Figure 2. Response to treatment

Patients whose tumour was diagnosed and treated within 4 months of neurological symptom development had better outcomes (full recovery or mild deficits) than those whose tumour was treated after 4 months of neurological symptom development or not treated (p=0.03), those without tumour (p=0.006), and these two groups combined (p=0.004). See webtable 1 for more details.

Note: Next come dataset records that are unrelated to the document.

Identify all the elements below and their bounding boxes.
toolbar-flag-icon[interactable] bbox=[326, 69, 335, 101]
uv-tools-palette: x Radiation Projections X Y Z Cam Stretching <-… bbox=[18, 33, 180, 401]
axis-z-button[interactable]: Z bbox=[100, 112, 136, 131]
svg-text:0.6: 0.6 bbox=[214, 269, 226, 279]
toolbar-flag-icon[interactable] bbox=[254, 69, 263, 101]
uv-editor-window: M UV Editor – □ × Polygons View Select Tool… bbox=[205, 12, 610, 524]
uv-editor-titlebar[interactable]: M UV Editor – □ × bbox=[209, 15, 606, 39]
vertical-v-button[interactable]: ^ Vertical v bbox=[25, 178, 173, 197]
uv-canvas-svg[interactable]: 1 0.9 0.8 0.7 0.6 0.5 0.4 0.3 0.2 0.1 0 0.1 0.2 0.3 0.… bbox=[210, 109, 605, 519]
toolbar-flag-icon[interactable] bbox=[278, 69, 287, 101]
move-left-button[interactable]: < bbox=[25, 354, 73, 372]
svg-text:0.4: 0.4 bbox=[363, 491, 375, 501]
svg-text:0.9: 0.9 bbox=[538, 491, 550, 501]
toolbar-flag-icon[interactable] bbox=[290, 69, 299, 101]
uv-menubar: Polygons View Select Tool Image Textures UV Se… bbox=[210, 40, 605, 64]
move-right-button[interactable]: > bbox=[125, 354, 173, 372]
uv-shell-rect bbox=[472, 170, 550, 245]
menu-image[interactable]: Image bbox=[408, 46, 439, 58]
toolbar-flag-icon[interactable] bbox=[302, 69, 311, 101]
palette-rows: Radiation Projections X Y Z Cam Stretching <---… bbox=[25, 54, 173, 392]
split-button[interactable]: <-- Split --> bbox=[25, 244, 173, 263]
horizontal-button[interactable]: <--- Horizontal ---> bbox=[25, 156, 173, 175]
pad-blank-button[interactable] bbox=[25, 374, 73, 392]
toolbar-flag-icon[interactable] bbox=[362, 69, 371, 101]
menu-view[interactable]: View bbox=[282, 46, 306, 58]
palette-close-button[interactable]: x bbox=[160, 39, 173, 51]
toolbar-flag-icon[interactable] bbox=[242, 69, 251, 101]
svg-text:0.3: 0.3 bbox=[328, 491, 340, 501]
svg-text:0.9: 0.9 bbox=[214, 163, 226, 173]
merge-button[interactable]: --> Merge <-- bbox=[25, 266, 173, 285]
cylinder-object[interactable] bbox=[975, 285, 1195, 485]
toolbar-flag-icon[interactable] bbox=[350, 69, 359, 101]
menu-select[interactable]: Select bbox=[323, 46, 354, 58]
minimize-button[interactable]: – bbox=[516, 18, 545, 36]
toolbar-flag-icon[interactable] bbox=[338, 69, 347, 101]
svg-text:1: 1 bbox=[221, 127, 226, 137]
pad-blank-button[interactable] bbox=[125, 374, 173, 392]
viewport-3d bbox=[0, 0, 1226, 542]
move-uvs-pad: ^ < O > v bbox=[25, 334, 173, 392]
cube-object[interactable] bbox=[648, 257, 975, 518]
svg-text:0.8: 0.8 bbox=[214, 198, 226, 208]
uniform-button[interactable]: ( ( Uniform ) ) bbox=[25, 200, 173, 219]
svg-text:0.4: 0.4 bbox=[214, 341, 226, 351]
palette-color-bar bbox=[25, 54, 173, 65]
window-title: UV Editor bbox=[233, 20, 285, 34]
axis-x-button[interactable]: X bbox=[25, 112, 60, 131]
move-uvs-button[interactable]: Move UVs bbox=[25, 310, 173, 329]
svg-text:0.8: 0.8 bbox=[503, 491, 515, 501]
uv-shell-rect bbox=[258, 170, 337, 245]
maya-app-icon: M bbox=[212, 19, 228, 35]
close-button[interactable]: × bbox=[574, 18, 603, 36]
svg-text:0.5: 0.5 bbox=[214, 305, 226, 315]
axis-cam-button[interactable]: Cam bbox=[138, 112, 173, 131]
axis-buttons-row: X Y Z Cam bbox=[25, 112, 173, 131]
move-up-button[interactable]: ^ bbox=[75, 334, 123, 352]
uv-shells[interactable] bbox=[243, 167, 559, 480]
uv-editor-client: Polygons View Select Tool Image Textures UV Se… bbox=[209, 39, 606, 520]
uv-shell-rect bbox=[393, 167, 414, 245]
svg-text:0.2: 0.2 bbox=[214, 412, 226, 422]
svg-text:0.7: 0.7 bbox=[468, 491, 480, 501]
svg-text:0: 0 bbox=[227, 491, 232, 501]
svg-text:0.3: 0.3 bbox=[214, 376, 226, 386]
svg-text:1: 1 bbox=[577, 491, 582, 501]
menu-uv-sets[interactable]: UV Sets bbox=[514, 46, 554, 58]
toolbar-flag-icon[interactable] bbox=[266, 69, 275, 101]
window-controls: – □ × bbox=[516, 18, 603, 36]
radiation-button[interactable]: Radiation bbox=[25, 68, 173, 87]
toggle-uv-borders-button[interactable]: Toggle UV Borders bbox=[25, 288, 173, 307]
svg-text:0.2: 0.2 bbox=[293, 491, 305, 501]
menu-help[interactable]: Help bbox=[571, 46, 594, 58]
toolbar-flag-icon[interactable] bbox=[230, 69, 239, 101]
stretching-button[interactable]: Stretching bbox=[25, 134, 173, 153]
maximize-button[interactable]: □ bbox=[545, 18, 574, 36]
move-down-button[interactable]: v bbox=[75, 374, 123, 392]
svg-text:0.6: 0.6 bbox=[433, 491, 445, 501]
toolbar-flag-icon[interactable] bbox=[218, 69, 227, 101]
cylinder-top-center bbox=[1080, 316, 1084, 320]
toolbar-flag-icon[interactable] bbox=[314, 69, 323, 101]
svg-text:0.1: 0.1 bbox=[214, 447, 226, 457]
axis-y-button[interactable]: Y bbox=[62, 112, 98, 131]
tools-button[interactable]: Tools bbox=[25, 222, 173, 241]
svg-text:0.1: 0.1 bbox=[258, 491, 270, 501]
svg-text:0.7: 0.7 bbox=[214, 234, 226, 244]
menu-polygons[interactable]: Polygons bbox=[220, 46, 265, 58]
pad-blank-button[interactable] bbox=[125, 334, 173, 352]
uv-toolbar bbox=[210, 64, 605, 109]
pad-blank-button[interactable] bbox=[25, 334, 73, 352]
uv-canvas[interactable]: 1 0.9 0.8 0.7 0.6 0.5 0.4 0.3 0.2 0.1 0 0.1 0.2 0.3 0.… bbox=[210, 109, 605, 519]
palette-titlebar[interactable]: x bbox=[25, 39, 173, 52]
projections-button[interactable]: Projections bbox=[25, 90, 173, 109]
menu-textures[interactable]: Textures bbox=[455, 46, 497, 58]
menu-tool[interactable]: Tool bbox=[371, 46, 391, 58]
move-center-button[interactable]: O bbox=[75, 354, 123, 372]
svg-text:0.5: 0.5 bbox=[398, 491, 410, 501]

Figure 3. Analysis of NR1 antibody titres

In 53 patients with anti-NMDA-receptor encephalitis, antibody titres were higher in CSF than in serum (A). In 83 patients with anti-NMDA-receptor encephalitis (54 with tumour, 29 without tumour) and 50 controls (B), those with tumours had higher titres than those without (Wilcoxon rank, p<0.0001) and controls (p<0.0001). Six patients (one with tumour, five without tumour) had very low ELISA readings that overlapped with the signal given by negative controls. These six patients had low antibody titres; in contrast, the 50 controls were negative. Solid lines indicate the mean of the titres in each group. The dotted line indicates three SD above the mean value given by background signal of negative controls. Follow-up of serum antibody titres (C) in 14 representative patients who had neurological improvement (black lines) and four who did not (red lines); the second time-point is the sample obtained at the last follow-up (median 5.6 months, range 2–83 months). The dotted line indicates three SD of the mean value given by background signal of 50 negative control sera. Similar results were obtained by ELISA with NR1–NR2 heteromers (data not shown). Values in A, B, and C are given in relative fluorescence units (rfu) from the ELISA reader, and plotted in a logarithmic scale.

Figure 4. Immunolabelling of neuronal NR1 clusters

Left: Hippocampal neurons (14 days in vitro) immunostained with antibody against NR1 (black and white and green) or a patient’s CSF (black and white and red). Right: 91% of NR1 clusters are colabelled with patient’s CSF (yellow puncta in overlay), less than 9% of NR1-positive puncta remain unlabelled (green in overlay). Kruskal-Wallis non-parametric ANOVA followed by Dunn’s pairwise comparison, p<0.01.

Figure 5. Effect of antibodies on the number of NMDA-receptor clusters in live neurons

Representative immunoblot (A) of neuronal surface NR1 detection after incubation with control or patients’ IgG (μg/mL). Protein concentrations were normalised to concentrations of GABA_A receptor subunit a2. Hippocampal neurons (B) cultured with control CSF or patients’ CSF from day 7 to day 14 in vitro (7 day treatment), or with patients’ CSF from day 7 to day 10 in vitro followed by control CSF from day 11 to day 14 in vitro (3 day treatment and 4 day recovery), then immunostained for NR1 (18–36 cells from each of three experiments). Boxed areas are shown below at higher magnification. Fewer NR1-labelled clusters (C) were found in cultures treated with patient CSF for 3 or 7 days compared with those treated with control CSF or cultures treated with patient CSF followed by 4 days recovery (18–36 cells from each of three experiments; Kruskal-Wallis non-parametric ANOVA, Dunn’s pairwise comparison, p<0.01). Incubation with patients’ CSF for 3 days or 7 days did not affect the number of PSD-95 clusters (D; 18–36 cells from each of three experiments).